Bangladesh Exports Slip while Remittances Surge

Last updated: October 8, 2025

Dhaka, Bangladesh (BBN) - Bangladesh’s external sector showed contrasting trends in September with merchandise exports falling for the second consecutive month while remittance inflows hit record highs, providing a crucial cushion for the economy.

Aggregate export earnings dropped 4.61 per cent year-on-year to $3.63 billion, driven mainly by a decline in readymade garment (RMG) shipments—the country’s largest foreign-currency earner, according to the state-run Export Promotion Bureau (EPB).   

Knitwear exports fell 5.75 per cent to $1.63 billion, and woven garments declined 5.54 per cent to $1.20 billion.

Exporters attributed the slowdown to reduced orders from the US following a 20 per cent reciprocal tariff imposed in early August, which has also dampened consumer spending abroad.

They also said US apparel orders to Bangladesh have decreased rather than increased while other than the US market, Bangladesh’s export orders have not been significantly affected.

The exporters cautioned that many exporters operate on thin margins and cannot absorb further tariff-related losses.

Despite the monthly fall, exports in the first quarter of FY26 rose 5.56 per cent to $11.66 billion.

On the other hand, non-RMG sectors—including leather, home textiles, frozen and live fish, agricultural products and pharmaceuticals—registered growth, partially offsetting the RMG contraction.

Economists highlighted the economy’s heavy reliance on a few external sources and stressed the need for product and market diversification.

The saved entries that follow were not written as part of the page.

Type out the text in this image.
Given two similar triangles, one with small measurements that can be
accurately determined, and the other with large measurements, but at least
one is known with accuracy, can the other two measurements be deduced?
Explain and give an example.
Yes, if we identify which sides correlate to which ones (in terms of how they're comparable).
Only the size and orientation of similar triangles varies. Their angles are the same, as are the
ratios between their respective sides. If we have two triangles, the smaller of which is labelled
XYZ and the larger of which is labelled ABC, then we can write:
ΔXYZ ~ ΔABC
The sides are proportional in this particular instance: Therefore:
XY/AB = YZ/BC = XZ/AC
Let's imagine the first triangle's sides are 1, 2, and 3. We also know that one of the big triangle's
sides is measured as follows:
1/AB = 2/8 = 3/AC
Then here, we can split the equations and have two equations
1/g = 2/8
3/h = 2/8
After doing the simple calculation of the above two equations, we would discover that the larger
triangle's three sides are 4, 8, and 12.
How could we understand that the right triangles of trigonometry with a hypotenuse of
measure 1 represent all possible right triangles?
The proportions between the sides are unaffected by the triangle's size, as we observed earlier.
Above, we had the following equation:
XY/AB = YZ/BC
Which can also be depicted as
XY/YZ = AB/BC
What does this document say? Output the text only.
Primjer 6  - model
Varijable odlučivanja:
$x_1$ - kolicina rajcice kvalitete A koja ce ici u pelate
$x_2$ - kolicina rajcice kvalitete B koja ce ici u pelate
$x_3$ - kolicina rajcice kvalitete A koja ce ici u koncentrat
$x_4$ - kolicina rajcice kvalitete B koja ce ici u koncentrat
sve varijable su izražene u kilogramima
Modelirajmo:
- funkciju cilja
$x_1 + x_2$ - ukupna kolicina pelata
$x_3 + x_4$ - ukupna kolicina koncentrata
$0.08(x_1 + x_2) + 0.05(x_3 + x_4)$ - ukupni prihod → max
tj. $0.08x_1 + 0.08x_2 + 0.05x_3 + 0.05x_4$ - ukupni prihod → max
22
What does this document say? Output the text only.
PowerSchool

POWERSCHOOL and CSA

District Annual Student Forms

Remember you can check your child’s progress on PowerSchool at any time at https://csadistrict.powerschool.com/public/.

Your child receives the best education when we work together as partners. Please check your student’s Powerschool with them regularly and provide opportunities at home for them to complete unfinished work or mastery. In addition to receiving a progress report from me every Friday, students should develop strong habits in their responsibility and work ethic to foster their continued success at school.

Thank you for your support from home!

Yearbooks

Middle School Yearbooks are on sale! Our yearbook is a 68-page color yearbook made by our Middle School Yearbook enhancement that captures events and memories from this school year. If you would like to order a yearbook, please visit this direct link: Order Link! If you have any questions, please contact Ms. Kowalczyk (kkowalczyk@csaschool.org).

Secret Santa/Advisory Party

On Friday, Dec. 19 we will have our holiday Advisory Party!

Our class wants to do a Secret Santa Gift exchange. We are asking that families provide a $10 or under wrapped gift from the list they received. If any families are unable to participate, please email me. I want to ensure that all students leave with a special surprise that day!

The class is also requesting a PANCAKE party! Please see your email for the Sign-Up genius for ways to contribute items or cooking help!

In contrast, remittance inflows rose sharply, reaching $2.69 billion in September, up 11.7 per cent from the same month last year and marking the fifth-highest monthly inflow on record.

The July–September quarter saw $7.58 billion in remittances, an 8.00 per cent increase from the previous year.

Analysts attributed the rise to stricter regulation of illegal hundi channels, government cash incentives, improved banking services and growing confidence among migrant workers.

The surge in remittances has strengthened Bangladesh’s foreign currency reserves, which rose to $31.43 billion under BB calculations and $26.55 billion under IMF BPM6 standards by the end of September.

Bangladesh Bank’s proactive interventions in the forex market, including purchases of dollars from commercial banks and regulation of letters of credit for imports, have helped stabilise the exchange rate and ensure liquidity.

Economists note that while higher remittance inflows provide relief amid export challenges, sustaining both channels is crucial for macroeconomic stability.